If you find any bug, didn't understand a step in the documentation, or if you have a feature request, submit your issue on our Issue Tracker: https://github.com/mknaranja/GMGPolar/issues by giving:

  • reproducible parameters
  • computing environment (compiler, etc.)

Release Notes

GMGPolar 1.0.0

  1. Working multigrid cycle

  2. In-house solver and possibility to link with MUMPS for the smoothing and coarse grid solution

  3. Extrapolation strategies:

    a. No extrapolation (--extrapolation 0)

    b. Default implicit extrapolation (--extrapolation 1)

    c. Non-default implicit extrapolation with smoothing of all nodes on the finest level [experimental, use with care, convergence cannot be observed with residual] (--extrapolation 2)

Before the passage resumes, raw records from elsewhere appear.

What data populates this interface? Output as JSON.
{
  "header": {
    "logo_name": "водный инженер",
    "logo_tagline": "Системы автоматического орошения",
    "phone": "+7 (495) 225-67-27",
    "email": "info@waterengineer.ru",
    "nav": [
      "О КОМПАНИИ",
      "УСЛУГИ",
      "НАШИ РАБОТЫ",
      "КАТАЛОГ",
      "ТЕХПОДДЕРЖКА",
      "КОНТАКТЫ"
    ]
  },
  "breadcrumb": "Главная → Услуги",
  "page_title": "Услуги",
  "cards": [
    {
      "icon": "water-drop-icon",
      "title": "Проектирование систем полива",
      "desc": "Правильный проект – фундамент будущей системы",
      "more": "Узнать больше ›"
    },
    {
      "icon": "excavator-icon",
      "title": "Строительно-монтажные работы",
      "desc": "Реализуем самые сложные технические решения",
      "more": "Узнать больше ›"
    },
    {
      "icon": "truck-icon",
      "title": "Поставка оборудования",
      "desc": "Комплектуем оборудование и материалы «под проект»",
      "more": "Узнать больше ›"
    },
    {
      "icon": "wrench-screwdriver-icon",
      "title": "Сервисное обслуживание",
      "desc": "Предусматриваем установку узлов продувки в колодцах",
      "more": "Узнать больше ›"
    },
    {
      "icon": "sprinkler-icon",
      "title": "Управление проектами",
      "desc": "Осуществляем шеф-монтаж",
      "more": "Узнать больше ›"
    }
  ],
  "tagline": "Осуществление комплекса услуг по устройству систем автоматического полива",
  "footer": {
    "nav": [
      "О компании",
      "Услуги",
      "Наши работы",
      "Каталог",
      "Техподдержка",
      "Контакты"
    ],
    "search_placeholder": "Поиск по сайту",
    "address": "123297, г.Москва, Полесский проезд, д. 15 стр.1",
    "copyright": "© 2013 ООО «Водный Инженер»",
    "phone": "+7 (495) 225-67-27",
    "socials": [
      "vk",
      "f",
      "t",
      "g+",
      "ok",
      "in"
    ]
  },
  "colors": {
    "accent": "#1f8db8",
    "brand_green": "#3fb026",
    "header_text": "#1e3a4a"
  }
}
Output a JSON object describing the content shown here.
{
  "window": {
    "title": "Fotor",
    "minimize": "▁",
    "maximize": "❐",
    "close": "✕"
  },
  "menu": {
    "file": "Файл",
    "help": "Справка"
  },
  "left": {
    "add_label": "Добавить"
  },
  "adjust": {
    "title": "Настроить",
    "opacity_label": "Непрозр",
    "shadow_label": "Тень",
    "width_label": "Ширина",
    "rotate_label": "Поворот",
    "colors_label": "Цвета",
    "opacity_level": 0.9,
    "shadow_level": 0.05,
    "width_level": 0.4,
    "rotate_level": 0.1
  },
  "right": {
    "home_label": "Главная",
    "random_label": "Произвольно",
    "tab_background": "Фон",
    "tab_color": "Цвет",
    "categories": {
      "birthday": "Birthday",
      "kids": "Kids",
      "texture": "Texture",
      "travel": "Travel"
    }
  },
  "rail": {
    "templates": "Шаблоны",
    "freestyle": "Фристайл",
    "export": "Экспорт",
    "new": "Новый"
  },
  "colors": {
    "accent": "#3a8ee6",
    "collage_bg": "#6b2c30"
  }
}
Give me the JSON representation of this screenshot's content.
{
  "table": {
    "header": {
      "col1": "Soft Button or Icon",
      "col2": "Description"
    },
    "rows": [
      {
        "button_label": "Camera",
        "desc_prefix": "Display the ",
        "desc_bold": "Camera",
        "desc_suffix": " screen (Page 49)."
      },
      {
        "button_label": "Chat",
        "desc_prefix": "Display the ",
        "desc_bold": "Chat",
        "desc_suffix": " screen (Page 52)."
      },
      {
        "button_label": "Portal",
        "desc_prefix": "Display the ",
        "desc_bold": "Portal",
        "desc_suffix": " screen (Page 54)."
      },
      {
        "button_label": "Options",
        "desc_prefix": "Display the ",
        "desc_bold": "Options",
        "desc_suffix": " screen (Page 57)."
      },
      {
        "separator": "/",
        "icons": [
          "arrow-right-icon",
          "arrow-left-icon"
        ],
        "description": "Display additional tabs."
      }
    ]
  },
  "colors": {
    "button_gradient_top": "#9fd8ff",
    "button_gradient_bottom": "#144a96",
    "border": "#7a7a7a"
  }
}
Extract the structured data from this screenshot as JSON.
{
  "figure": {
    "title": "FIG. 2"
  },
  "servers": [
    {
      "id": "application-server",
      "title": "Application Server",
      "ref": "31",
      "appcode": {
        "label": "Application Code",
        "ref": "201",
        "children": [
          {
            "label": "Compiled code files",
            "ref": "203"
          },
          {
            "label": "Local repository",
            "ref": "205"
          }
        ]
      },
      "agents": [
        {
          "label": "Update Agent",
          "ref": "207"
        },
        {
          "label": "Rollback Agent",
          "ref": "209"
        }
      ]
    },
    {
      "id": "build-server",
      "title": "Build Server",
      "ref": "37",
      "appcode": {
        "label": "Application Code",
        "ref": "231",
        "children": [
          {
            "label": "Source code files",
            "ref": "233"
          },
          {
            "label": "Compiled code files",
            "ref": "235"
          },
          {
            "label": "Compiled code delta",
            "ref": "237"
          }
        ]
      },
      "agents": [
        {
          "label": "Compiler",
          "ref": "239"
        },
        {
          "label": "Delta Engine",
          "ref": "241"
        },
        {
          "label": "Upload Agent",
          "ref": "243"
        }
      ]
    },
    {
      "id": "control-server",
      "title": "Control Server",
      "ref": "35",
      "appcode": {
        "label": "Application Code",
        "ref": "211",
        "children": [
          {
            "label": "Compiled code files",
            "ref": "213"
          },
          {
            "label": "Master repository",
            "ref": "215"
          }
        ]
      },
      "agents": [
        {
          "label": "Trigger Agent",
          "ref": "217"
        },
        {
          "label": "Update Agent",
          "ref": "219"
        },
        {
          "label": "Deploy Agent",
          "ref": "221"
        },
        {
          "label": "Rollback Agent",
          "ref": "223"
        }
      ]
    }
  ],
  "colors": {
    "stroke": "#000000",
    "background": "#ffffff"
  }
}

  4. Optimization of apply_A / build_rhs / apply_prolongation / build_Asc / apply_Asc_ortho

GMGPolar 2.0.0

  1. Enhancements and New Class Layout:
  • Linear Algebra:
    • Introduced custom Vector and SparseMatrix classes.
    • Added a (cyclic) Tridiagonal Solver for improved performance and usability.
  • Input Functions:
    • Separated into distinct components: DomainGeometry, BoundaryConditions, SourceTerm, etc.
  • Polar Grid:
    • Indexing is now based on circle/radial smoother.
  • Residual:
    • Improved the residual calculation by addressing the unintuitive behavior that previously applied only to the interior part of the matrix.
  • Direct Solver:
    • Fixed a bug where boundary values were not treated correctly.
    • Built matrices to be symmetric, reducing factorization time.
  • Smoother:
    • Separated into extrapolated and standard smoothers.
    • Replaced the LU-Decomposition algorithm with the Thomas algorithm for improved efficiency.
  1. New Features
  • Introduced W- and F cycles for enhanced solving capabilities.
  • Added FMG (Full Multigrid) to obtain improved starting solutions.
  • Implemented advanced caching behavior options for the "Give" implementation strategy.
  • Added a faster strategy named 'Take,' which is appropriate for cases where memory is less of a constraint, resulting in an 80% increase in memory usage.
  • Comprehensive Unit Tests: Integrated Google Unit Tests for all classes, ensuring robust and reliable functionality across the codebase.
  1. Performance Improvements
  • Removed the task-based approach, which did not scale well with increasing parallelization.
  • Reduced maximum usage by 61.5% by constructing symmetric matrices and utilizing the tridiagonal structure of smoother matrices.
  1. Updated Features
  • Added a new LU decomposition solver, allowing users to choose between MUMPS and the in-house solver for greater flexibility and performance.